Yaşadığı şehre değer katan o kadar çok kişi vardır ki o şehir telaffuz
edildiğinde akla hemen o kişi gelir. Bazen de o şehir orada yaşayan insanların
önüne geçer ve kişinin adı ile şehir özdeşleşir.
Bazen de o kadar mütevazı insanlar vardır ki kimse varlığından haberdar
değil iken kıymetleri herhangi bir sebeple o şehri terk ettiklerinde ancak
anlaşılır. Zira onların bilinmek, tanınmak gibi bir dertleri olmadığı gibi
yaptıkları işleri ve vazifeleri rızaenlillah ve fisebilillah ifa ederler.

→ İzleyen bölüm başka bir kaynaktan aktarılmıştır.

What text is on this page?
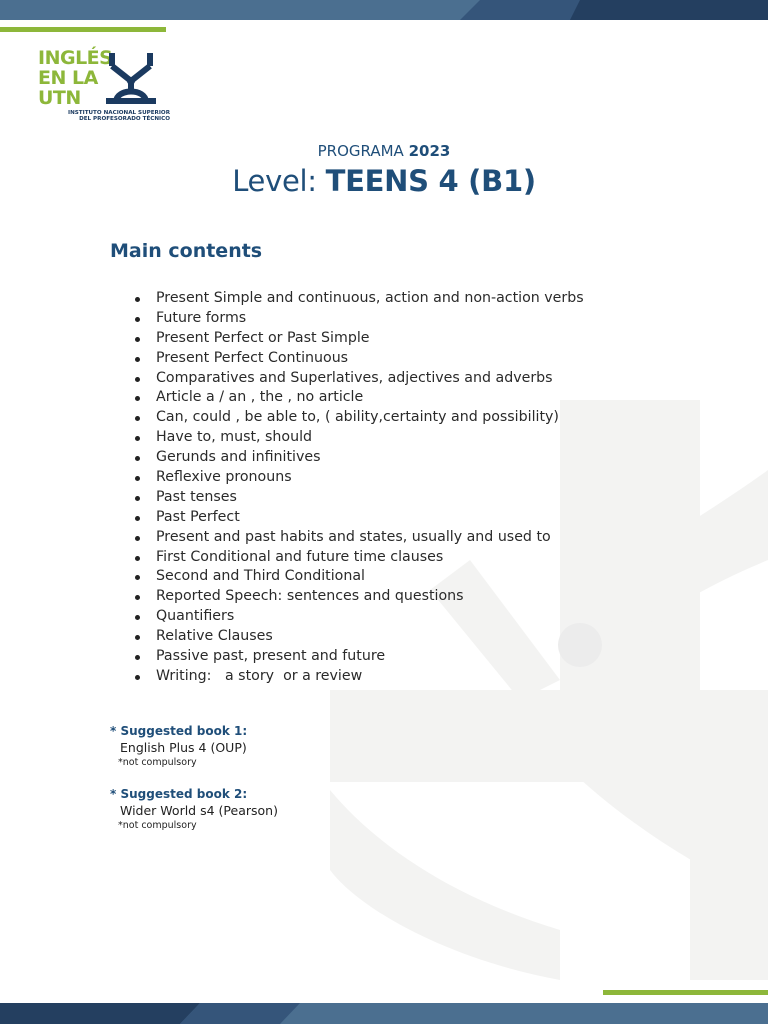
INGLÉS
EN LA
UTN
INSTITUTO NACIONAL SUPERIOR
DEL PROFESORADO TÉCNICO
PROGRAMA 2023
Level: TEENS 4 (B1)
Main contents
Present Simple and continuous, action and non-action verbs
Future forms
Present Perfect or Past Simple
Present Perfect Continuous
Comparatives and Superlatives, adjectives and adverbs
Article a / an , the , no article
Can, could , be able to, ( ability,certainty and possibility)
Have to, must, should
Gerunds and infinitives
Reflexive pronouns
Past tenses
Past Perfect
Present and past habits and states, usually and used to
First Conditional and future time clauses
Second and Third Conditional
Reported Speech: sentences and questions
Quantifiers
Relative Clauses
Passive past, present and future
Writing:   a story  or a review
* Suggested book 1:
English Plus 4 (OUP)
*not compulsory
* Suggested book 2:
Wider World s4 (Pearson)
*not compulsory
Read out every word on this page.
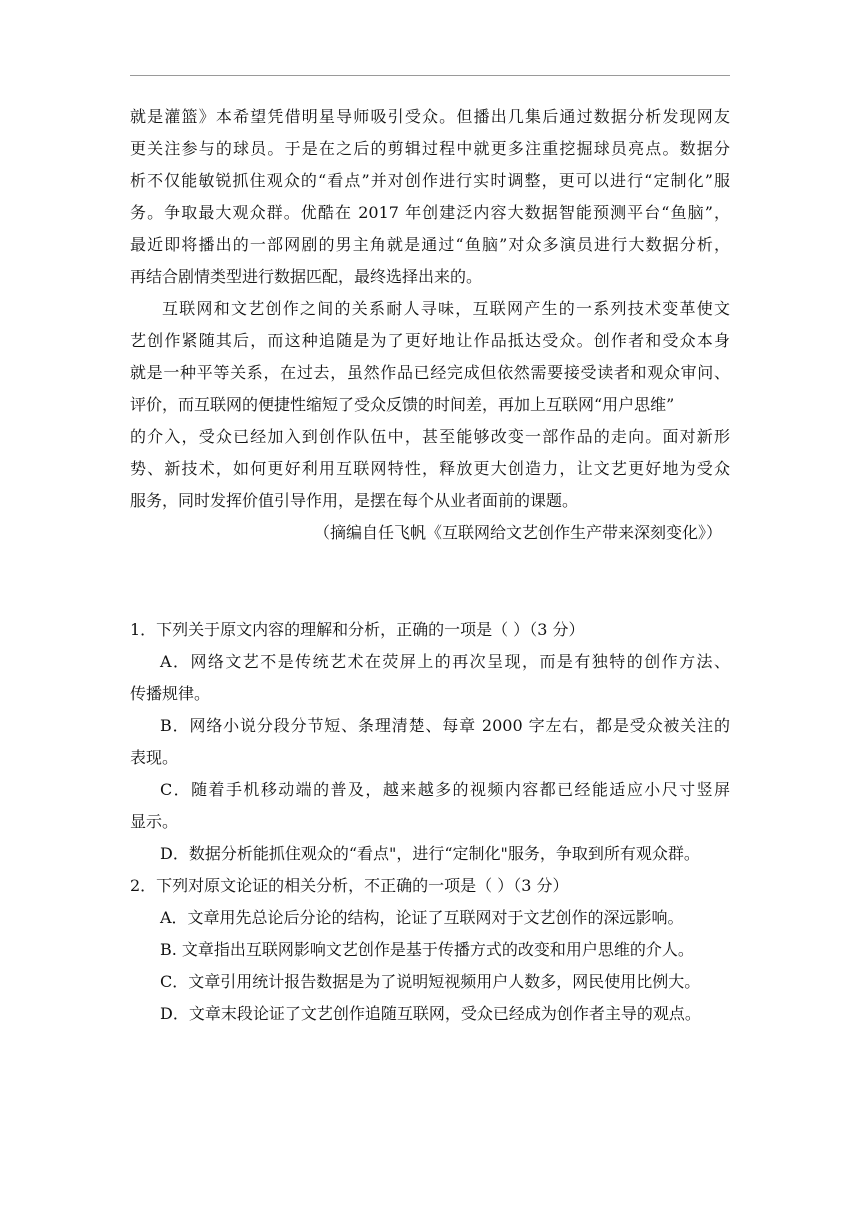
就是灌篮》本希望凭借明星导师吸引受众。但播出几集后通过数据分析发现网友
更关注参与的球员。于是在之后的剪辑过程中就更多注重挖掘球员亮点。数据分
析不仅能敏锐抓住观众的“看点”并对创作进行实时调整，更可以进行“定制化”服
务。争取最大观众群。优酷在 2017 年创建泛内容大数据智能预测平台“鱼脑”，
最近即将播出的一部网剧的男主角就是通过“鱼脑”对众多演员进行大数据分析，
再结合剧情类型进行数据匹配，最终选择出来的。
互联网和文艺创作之间的关系耐人寻味，互联网产生的一系列技术变革使文
艺创作紧随其后，而这种追随是为了更好地让作品抵达受众。创作者和受众本身
就是一种平等关系，在过去，虽然作品已经完成但依然需要接受读者和观众审问、
评价，而互联网的便捷性缩短了受众反馈的时间差，再加上互联网“用户思维”
的介入，受众已经加入到创作队伍中，甚至能够改变一部作品的走向。面对新形
势、新技术，如何更好利用互联网特性，释放更大创造力，让文艺更好地为受众
服务，同时发挥价值引导作用，是摆在每个从业者面前的课题。
（摘编自任飞帆《互联网给文艺创作生产带来深刻变化》）
1．下列关于原文内容的理解和分析，正确的一项是（ ）（3 分）
A．网络文艺不是传统艺术在荧屏上的再次呈现，而是有独特的创作方法、
传播规律。
B．网络小说分段分节短、条理清楚、每章 2000 字左右，都是受众被关注的
表现。
C．随着手机移动端的普及，越来越多的视频内容都已经能适应小尺寸竖屏
显示。
D．数据分析能抓住观众的“看点"，进行“定制化"服务，争取到所有观众群。
2．下列对原文论证的相关分析，不正确的一项是（ ）（3 分）
A．文章用先总论后分论的结构，论证了互联网对于文艺创作的深远影响。
B. 文章指出互联网影响文艺创作是基于传播方式的改变和用户思维的介人。
C．文章引用统计报告数据是为了说明短视频用户人数多，网民使用比例大。
D．文章末段论证了文艺创作追随互联网，受众已经成为创作者主导的观点。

Çorum’da öğretmenlik yaptığı yıllarda tanıdığım ve şimdilerde
Şanlıurfa’da yaşayan Halil Manuş hocamız da kendi hâlinde yaşayan ama on
parmağında on marifet bir öğretmenimizdir. Kendisi Çorum’da yaşadığı yıllarda
hem eğitim alanında hem de kültürel alanda hemen her faaliyetin içinde yer alır
ve tanıyanlar tarafından takdir edilirdi. Örneğin milli ve manevi konularda
ildeki yerel gazetelerde ve edebiyat dergilerinde köşe yazarlığı yapar,
konferanslar düzenler, tiyatrolar yazar ve oynar, ebru yapar, şiir yazar,
bağlama çalar, öğrencileri ile izcilik yapar, sergiler açar, Çanakkale ve
Sarıkamış ile ilgili oratoryo yazar ve sahnelerdi. Musikiye özellikle de Halk
Musiki ve Tasavvuf musikisine özel ilgisi olduğu için musikişinas kişilerle de
dostluk kurmuştu. İlk şiiri de Çorumlu müzik öğretmeni Hakan Önsöz tarafından
bestelenmişti.
Halil hocamız daha sonra Şanlıurfa’ya tayin oldu. Orada da yukarıda
saydığım tüm faaliyetleri eksiksiz icra ediyor. Sanki kırk yıllık Urfalı gibi
hemen her kültür ve irfan meclisinde onu görüyoruz. Öyle ki şiir meclislerinde
ve sıra gecelerinde Halil hocayı halkadadır. Başta üstat Musa Kaldı olmak üzere
Urfalı birçok bestekâr onun şiirlerini besteleyip sıra gecelerinde okuyorlar.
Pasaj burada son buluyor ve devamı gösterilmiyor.